AgentSkillsCN

cloud-storage

通过用户范围内的 OAuth 认证、支持断点续传的上传功能,以及具备配额感知的检查点处理机制,将 Text2LLM 的各项成果同步至用户的云存储服务提供商。

SKILL.md
--- frontmatter
name: cloud-storage
description: Sync Text2LLM artifacts to user cloud storage providers with user-scoped OAuth, resumable uploads, and quota-aware checkpoint handling.

Cloud Storage

Use this skill to persist Text2LLM project artifacts to user-selected cloud storage.

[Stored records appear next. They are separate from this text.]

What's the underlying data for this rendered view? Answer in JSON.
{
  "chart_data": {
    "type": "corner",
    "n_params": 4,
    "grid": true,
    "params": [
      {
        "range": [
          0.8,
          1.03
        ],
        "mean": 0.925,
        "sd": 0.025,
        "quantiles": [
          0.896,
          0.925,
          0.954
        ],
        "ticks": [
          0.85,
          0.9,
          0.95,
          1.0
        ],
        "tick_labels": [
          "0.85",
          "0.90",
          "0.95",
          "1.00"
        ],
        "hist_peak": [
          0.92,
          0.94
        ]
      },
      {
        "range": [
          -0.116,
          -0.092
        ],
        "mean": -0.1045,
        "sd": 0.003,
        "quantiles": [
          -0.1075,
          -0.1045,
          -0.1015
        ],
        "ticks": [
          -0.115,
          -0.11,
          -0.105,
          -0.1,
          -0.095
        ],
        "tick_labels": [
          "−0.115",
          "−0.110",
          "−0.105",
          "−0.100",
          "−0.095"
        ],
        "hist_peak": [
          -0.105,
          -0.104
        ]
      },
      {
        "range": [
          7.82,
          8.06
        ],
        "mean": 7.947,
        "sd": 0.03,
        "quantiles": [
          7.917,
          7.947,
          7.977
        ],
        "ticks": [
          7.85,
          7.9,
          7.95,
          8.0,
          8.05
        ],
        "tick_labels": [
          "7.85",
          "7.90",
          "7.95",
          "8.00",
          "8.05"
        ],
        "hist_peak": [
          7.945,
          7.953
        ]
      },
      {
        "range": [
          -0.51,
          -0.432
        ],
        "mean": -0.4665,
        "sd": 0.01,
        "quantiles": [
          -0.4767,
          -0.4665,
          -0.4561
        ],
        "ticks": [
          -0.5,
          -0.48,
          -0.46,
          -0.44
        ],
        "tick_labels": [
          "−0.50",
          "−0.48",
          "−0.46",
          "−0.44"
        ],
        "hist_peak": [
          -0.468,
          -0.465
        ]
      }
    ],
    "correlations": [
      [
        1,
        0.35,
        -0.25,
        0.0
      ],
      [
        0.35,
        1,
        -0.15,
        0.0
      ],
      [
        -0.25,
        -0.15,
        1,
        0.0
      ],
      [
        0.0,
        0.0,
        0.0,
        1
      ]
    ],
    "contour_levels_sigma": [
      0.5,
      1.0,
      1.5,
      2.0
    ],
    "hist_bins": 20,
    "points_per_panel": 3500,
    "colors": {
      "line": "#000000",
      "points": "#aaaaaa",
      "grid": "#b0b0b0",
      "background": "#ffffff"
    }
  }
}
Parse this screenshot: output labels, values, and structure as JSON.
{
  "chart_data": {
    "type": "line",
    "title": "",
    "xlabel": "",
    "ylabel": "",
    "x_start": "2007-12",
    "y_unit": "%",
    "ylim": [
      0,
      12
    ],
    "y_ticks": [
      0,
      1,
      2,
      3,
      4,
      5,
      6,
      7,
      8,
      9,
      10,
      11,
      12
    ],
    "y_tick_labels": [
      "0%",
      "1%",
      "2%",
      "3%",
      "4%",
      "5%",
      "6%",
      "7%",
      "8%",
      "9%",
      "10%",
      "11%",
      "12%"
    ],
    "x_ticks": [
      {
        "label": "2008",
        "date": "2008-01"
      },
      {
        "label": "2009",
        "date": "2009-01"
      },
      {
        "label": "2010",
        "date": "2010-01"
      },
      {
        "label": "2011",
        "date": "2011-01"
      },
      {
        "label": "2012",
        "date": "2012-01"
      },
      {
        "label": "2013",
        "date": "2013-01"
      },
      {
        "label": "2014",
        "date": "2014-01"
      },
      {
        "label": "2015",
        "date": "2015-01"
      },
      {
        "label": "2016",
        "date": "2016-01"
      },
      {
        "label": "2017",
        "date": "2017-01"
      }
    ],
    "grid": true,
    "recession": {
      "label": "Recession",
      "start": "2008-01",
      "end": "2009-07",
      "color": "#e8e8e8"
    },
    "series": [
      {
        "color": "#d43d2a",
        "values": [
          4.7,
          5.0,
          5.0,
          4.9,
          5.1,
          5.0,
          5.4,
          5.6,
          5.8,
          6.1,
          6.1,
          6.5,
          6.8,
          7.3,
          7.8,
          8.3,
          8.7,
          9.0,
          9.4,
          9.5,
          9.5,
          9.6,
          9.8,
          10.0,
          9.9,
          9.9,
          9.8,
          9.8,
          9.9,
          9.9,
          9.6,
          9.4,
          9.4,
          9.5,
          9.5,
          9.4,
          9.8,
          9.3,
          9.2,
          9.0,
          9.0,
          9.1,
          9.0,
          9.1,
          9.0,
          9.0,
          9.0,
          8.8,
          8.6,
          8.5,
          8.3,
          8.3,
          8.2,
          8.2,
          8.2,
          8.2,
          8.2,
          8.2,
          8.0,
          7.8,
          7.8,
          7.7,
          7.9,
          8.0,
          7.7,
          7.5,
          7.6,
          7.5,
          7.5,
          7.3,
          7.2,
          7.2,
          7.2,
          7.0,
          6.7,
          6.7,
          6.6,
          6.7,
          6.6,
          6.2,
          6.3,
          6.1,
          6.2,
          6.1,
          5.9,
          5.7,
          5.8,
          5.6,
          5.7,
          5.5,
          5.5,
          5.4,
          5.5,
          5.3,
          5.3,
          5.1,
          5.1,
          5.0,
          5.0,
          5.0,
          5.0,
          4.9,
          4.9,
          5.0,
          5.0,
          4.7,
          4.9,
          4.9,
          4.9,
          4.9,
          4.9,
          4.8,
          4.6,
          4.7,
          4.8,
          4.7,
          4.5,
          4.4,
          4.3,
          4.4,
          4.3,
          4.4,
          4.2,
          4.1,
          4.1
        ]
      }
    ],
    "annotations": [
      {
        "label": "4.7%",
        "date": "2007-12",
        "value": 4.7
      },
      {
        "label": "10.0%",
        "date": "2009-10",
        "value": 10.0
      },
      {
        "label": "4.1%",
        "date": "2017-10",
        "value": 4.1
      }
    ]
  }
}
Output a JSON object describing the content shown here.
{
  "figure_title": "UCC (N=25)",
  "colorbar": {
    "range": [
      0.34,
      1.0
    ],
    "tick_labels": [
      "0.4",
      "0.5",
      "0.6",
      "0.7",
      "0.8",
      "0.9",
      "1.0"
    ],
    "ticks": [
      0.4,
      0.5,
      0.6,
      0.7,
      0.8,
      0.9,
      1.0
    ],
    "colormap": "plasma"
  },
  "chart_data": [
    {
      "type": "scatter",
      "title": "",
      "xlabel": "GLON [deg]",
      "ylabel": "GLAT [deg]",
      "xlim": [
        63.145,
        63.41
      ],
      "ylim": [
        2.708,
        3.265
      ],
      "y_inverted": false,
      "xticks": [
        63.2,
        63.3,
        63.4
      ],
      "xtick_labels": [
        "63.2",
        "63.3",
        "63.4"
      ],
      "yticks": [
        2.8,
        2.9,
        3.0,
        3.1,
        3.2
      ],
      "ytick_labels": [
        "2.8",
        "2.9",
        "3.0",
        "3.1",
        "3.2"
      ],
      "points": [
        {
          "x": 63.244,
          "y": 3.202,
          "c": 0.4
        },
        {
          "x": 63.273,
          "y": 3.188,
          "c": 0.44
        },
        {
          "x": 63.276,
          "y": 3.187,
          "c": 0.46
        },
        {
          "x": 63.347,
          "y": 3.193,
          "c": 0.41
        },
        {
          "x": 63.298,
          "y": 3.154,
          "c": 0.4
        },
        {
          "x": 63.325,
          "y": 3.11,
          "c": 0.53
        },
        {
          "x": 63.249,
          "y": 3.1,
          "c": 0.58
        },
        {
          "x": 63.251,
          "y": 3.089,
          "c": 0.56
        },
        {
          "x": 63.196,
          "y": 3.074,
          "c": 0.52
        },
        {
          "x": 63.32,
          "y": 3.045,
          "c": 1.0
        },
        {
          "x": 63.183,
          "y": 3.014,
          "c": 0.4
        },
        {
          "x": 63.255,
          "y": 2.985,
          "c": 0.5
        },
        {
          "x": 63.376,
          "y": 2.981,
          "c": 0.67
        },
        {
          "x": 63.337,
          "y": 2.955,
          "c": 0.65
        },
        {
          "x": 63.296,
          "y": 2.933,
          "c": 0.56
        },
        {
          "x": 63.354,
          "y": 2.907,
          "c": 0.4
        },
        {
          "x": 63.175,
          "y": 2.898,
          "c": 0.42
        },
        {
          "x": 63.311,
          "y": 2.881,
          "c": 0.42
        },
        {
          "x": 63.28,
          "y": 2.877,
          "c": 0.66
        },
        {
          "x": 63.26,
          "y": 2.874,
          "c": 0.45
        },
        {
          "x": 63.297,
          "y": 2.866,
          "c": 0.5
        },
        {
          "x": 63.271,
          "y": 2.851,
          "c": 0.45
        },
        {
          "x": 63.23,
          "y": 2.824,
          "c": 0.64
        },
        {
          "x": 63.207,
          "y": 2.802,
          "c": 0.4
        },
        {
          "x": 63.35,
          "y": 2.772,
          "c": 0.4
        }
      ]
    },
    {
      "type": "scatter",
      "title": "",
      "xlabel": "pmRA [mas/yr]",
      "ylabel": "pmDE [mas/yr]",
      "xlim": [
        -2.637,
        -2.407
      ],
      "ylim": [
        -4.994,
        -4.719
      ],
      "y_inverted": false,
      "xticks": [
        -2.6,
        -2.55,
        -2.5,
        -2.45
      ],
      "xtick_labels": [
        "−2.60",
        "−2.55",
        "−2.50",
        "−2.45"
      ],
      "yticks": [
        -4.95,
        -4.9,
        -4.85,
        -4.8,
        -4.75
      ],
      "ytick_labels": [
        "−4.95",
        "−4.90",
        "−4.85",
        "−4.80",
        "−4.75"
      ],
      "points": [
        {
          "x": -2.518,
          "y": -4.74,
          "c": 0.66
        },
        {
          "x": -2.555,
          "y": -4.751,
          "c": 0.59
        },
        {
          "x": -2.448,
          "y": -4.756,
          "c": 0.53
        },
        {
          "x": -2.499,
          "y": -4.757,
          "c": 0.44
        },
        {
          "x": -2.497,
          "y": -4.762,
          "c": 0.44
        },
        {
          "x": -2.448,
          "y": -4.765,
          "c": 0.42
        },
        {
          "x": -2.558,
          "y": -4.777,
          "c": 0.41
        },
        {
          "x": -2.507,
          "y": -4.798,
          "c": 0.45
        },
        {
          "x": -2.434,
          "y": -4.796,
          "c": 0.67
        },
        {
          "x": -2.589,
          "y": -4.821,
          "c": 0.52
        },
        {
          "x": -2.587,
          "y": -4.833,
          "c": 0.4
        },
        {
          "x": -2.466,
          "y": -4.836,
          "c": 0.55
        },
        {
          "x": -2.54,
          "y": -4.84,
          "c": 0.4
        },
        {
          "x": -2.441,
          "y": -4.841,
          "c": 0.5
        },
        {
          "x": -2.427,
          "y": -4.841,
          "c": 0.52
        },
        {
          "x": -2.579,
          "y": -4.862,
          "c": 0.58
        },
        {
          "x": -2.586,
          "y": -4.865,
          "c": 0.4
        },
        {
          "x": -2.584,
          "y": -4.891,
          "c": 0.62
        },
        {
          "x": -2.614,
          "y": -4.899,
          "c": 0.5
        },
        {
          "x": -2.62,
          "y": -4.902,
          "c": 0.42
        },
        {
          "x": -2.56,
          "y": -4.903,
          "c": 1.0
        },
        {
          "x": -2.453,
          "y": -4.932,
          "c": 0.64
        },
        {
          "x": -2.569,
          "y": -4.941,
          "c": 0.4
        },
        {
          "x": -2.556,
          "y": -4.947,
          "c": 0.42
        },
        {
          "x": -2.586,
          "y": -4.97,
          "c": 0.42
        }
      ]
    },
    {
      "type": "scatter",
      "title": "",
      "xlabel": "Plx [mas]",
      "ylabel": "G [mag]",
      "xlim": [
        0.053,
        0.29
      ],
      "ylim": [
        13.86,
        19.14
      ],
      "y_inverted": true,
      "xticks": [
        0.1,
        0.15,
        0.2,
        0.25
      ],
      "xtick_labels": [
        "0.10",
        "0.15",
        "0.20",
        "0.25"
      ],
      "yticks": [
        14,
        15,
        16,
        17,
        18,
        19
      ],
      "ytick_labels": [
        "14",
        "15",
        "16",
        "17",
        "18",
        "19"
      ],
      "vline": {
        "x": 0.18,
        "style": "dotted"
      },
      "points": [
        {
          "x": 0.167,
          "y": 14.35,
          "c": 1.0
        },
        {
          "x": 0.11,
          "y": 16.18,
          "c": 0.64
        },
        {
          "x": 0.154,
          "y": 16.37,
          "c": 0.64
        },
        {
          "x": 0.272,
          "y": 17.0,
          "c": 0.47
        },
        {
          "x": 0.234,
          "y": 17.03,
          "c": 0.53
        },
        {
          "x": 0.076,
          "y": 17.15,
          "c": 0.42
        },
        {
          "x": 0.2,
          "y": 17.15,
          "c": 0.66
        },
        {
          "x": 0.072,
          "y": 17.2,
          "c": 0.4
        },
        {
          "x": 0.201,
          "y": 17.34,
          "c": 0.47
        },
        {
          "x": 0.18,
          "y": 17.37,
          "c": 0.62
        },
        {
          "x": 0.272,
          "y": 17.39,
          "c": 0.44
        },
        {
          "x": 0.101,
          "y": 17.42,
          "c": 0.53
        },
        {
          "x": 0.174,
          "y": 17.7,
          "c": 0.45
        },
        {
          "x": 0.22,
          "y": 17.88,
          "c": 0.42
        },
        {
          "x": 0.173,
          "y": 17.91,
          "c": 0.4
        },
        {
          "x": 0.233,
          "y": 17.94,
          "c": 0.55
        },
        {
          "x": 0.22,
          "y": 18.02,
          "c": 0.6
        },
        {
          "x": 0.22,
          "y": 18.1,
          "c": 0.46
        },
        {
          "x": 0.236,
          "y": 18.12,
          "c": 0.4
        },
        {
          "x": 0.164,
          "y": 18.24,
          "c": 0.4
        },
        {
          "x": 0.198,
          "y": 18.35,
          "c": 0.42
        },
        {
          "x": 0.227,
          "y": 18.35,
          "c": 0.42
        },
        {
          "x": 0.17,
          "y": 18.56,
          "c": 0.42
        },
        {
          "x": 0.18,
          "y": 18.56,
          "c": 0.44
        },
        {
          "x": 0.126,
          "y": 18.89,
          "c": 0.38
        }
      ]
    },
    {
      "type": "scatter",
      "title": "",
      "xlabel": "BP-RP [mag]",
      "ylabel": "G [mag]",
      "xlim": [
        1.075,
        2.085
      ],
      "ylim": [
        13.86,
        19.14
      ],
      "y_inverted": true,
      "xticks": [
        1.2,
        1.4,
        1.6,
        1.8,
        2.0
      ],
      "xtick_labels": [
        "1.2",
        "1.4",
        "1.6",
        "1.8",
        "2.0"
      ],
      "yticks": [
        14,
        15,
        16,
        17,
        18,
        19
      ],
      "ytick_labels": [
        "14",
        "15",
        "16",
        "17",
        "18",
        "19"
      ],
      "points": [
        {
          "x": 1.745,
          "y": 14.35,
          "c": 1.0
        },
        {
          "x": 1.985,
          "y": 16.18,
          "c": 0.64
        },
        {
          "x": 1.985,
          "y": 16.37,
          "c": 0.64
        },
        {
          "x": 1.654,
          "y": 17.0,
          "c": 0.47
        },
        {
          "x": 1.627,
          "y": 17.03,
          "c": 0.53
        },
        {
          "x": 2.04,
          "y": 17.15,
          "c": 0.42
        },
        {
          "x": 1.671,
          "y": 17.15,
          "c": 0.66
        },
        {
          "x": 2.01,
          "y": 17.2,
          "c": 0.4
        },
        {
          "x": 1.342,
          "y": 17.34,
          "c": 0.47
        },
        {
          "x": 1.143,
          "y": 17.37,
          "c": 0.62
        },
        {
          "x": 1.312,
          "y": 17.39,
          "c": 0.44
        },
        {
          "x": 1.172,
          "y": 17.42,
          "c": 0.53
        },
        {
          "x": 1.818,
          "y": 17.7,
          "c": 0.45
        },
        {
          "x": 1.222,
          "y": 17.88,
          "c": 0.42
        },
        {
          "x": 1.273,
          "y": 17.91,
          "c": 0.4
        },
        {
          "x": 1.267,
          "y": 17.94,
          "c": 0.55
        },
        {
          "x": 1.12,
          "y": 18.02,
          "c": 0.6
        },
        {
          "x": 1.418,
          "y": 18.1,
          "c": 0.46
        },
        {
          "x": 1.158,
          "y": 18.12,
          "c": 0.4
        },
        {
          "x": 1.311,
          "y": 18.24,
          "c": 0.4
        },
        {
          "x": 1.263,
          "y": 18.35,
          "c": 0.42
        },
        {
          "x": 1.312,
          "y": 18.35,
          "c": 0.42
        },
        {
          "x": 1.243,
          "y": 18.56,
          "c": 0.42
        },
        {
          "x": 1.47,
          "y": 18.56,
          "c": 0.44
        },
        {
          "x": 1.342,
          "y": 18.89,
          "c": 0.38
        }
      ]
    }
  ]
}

The agent must never own provider credentials; user authorization is required.

Supported Providers

  • Google Drive (pydrive2, OAuth 2.0)
  • Dropbox (dropbox SDK, OAuth 2.0 PKCE)
  • OneDrive (msal + Microsoft Graph, OAuth 2.0)
  • MEGA (mega.py, session auth)

Credential and OAuth Rules

  • The user completes provider-side OAuth/auth flows.
  • The agent never stores raw provider credentials in prompts, logs, or static config files.
  • Store only minimal session-scoped tokens/handles required for active sync.
  • If auth expires, request re-authentication and resume safely.

Standard Project Layout

Use this canonical remote path per project:

Text2LLM/<project>/{data,tokenizer,checkpoints,evals,model}/

Map artifacts consistently:

  • data artifacts -> data/
  • tokenizer files -> tokenizer/
  • training checkpoints -> checkpoints/
  • evaluation outputs -> evals/
  • final published model assets -> model/

Automatic Checkpoint Sync

  • After each training checkpoint save, enqueue an upload job.
  • Prioritize newest + best checkpoints first when bandwidth is constrained.
  • Confirm upload integrity (size/hash where provider supports it).
  • Emit sync status updates with file, step, and provider destination.

Resumable Uploads

  • Use chunked/resumable uploads for large files.
  • On interruption, resume from the last successful chunk rather than restarting.
  • Retry with bounded backoff and clear failure reason reporting.

Provider Selection Memory

  • Let the user choose a provider per project.
  • Persist provider selection metadata per project for future sessions.
  • Allow explicit provider override when user requests a different target.

Quota Awareness

  • Check available storage before starting large uploads.
  • Warn early when free space is low relative to queued artifacts.
  • Recommend cleanup/compression/tiering actions when quota risk is high.
  • Block uploads only when provider reports hard quota exhaustion.

Python Dependencies

  • pydrive2
  • dropbox
  • msal
  • requests
  • mega.py

Deliverables

  1. cloud_sync_config.json (provider + project mapping, no raw secrets)
  2. sync_manifest.json (uploaded files, versions, remote paths)
  3. sync_status.md (latest run status + quota notes)